Logo

2. Hukuk Dairesi2023/1107 E. 2023/3929 K.

Yapay Zeka Özeti

Uyuşmazlık: Boşanma davasında istinaf incelemesinin kapsamı, boşanma hükmünün kesinleşip kesinleşmediği ve davacı erkeğin ölümü nedeniyle davanın konusunun kalıp kalmadığı hususları.

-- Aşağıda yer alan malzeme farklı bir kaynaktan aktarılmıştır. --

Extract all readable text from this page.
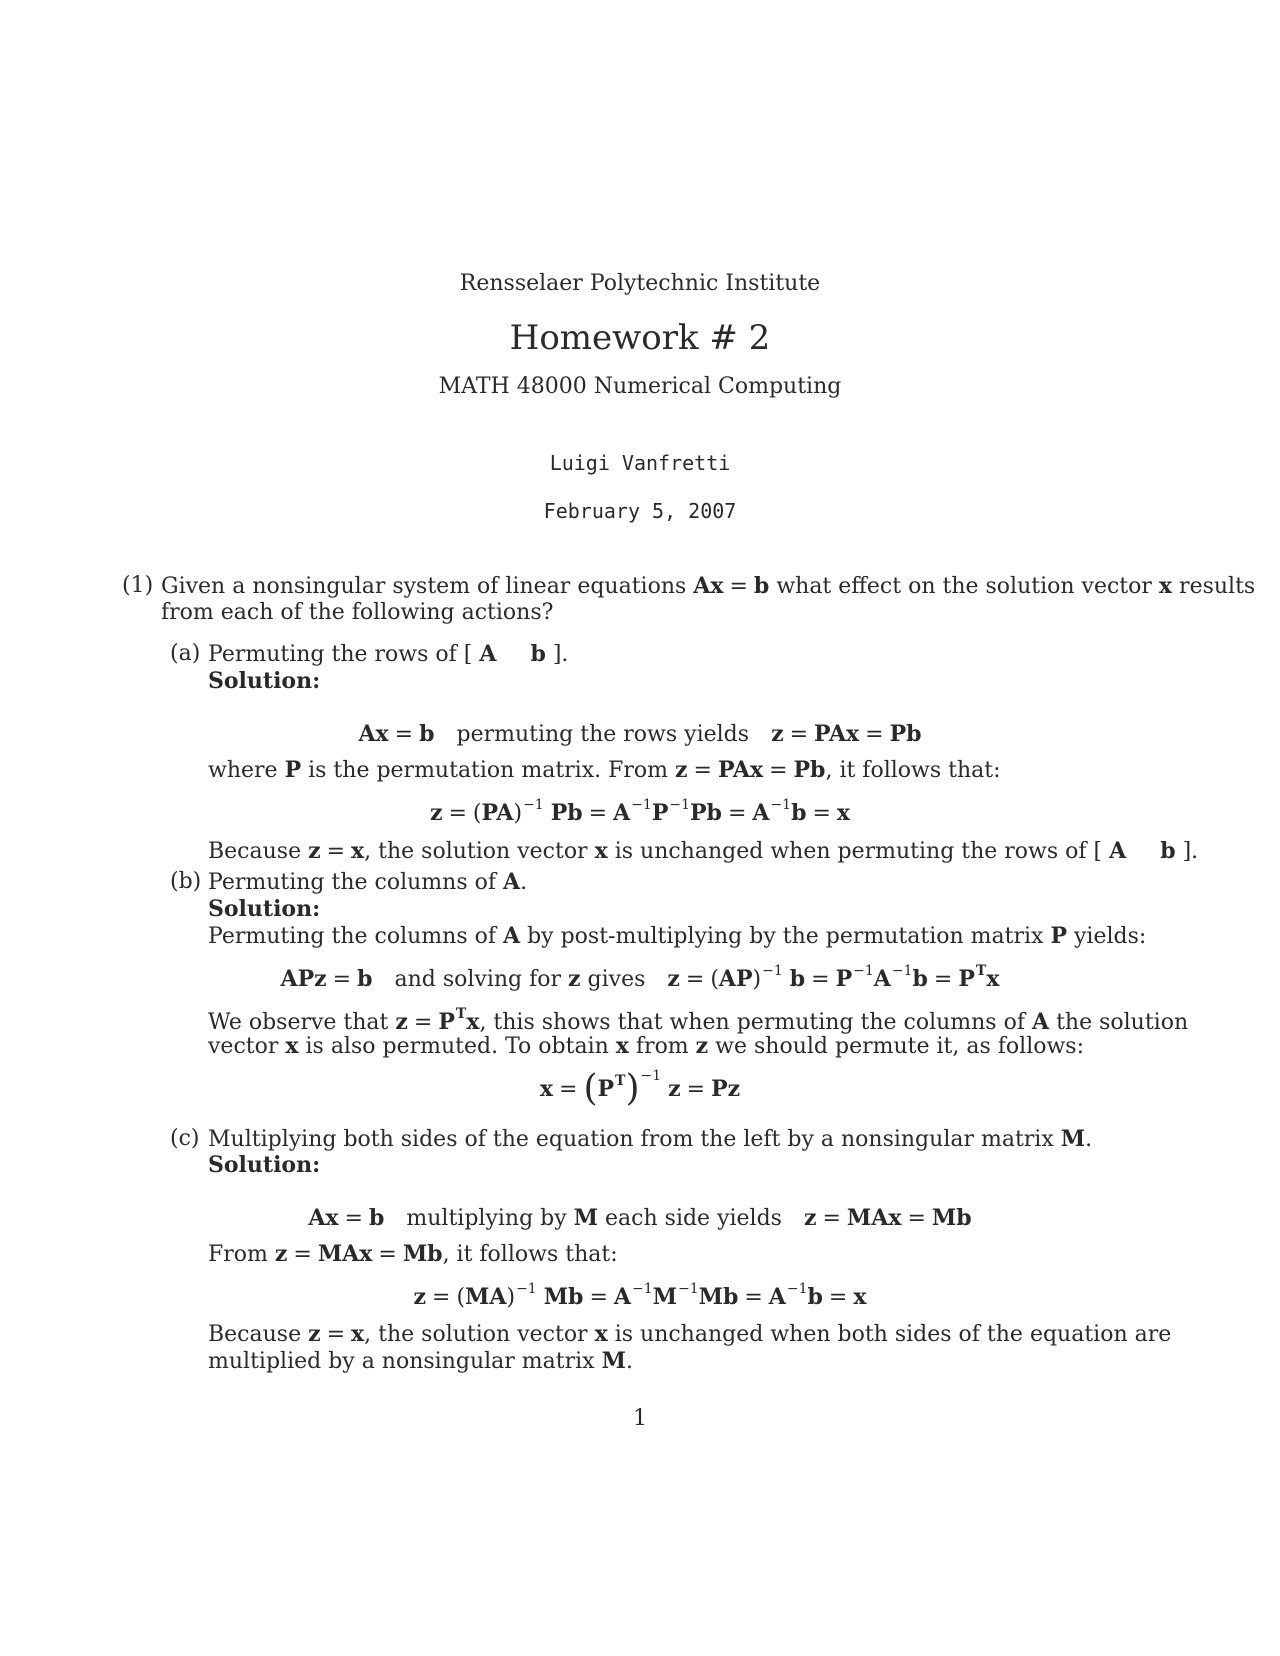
Rensselaer Polytechnic Institute
Homework # 2
MATH 48000 Numerical Computing
Luigi Vanfretti
February 5, 2007
(1) Given a nonsingular system of linear equations Ax = b what effect on the solution vector x results
from each of the following actions?
(a) Permuting the rows of [ A b ].
Solution:
Ax = b permuting the rows yields z = PAx = Pb
where P is the permutation matrix. From z = PAx = Pb, it follows that:
z = (PA)$^{-1}$ $Pb = A^{-1}P^{-1}Pb = A^{-1}b = x$
Because z = x, the solution vector x is unchanged when permuting the rows of [ A b ].
(b) Permuting the columns of A.
Solution:
Permuting the columns of A by post-multiplying by the permutation matrix P yields:
APz = b and solving for z gives z = (AP)$^{-1}$ $b = P^{-1}A^{-1}b = P^Tx$
We observe that $z = P^Tx$, this shows that when permuting the columns of A the solution
vector x is also permuted. To obtain x from z we should permute it, as follows:
$x = (P^T)^{-1}$ z = Pz
(c) Multiplying both sides of the equation from the left by a nonsingular matrix M.
Solution:
Ax = b multiplying by M each side yields z = MAx = Mb
From z = MAx = Mb, it follows that:
z = (MA)$^{-1}$ $Mb = A^{-1}M^{-1}Mb = A^{-1}b = x$
Because z = x, the solution vector x is unchanged when both sides of the equation are
multiplied by a nonsingular matrix M.
1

Gerekçe ve Sonuç: Davalı kadın, istinaf başvurularında hükmün tümü yönünden inceleme talep etmiş olmasına rağmen, Bölge Adliye Mahkemesi'nce istinaf inceleme sınırlaması hatalı yapılarak sadece kusur belirlemesi ve fer'i hususlar yönünden inceleme yapıldığı, davacı erkeğin Bölge Adliye Mahkemesi kararından sonra vefat etmesiyle de evliliğin sona ermesi ve davanın konusuz kalması nedeniyle Bölge Adliye Mahkemesi kararının bozulmasına karar verilmiştir.

Karar Metni

"İçtihat Metni"

MAHKEMESİ : İstanbul Bölge Adliye Mahkemesi 38. Hukuk Dairesi

SAYISI : 2022/743 E., 2022/1418 K.

DAVA TARİHİ : 07.03.2019

KARAR : İstinaf başvurusunun kısmen kabulü ile yeniden esas hakkında hüküm kurulması

İLK DERECE MAHKEMESİ : Lüleburgaz Aile Mahkemesi

SAYISI : 2021/755 E., 2022/120 K.

Taraflar arasındaki davacı erkek tarafından açılan boşanma davasından dolayı yapılan yargılama sonunda İlk Derece Mahkemesince davanın kabulüne tarafların boşanmalarına karar verilmiştir. Kararın davalı kadın vekili tarafından istinaf edilmesi üzerine, Bölge Adliye Mahkemesince başvurunun kabulü ile hükmün kaldırılarak dosyanın İlk Derece Mahkemesine gönderilmesine karar verilmiştir.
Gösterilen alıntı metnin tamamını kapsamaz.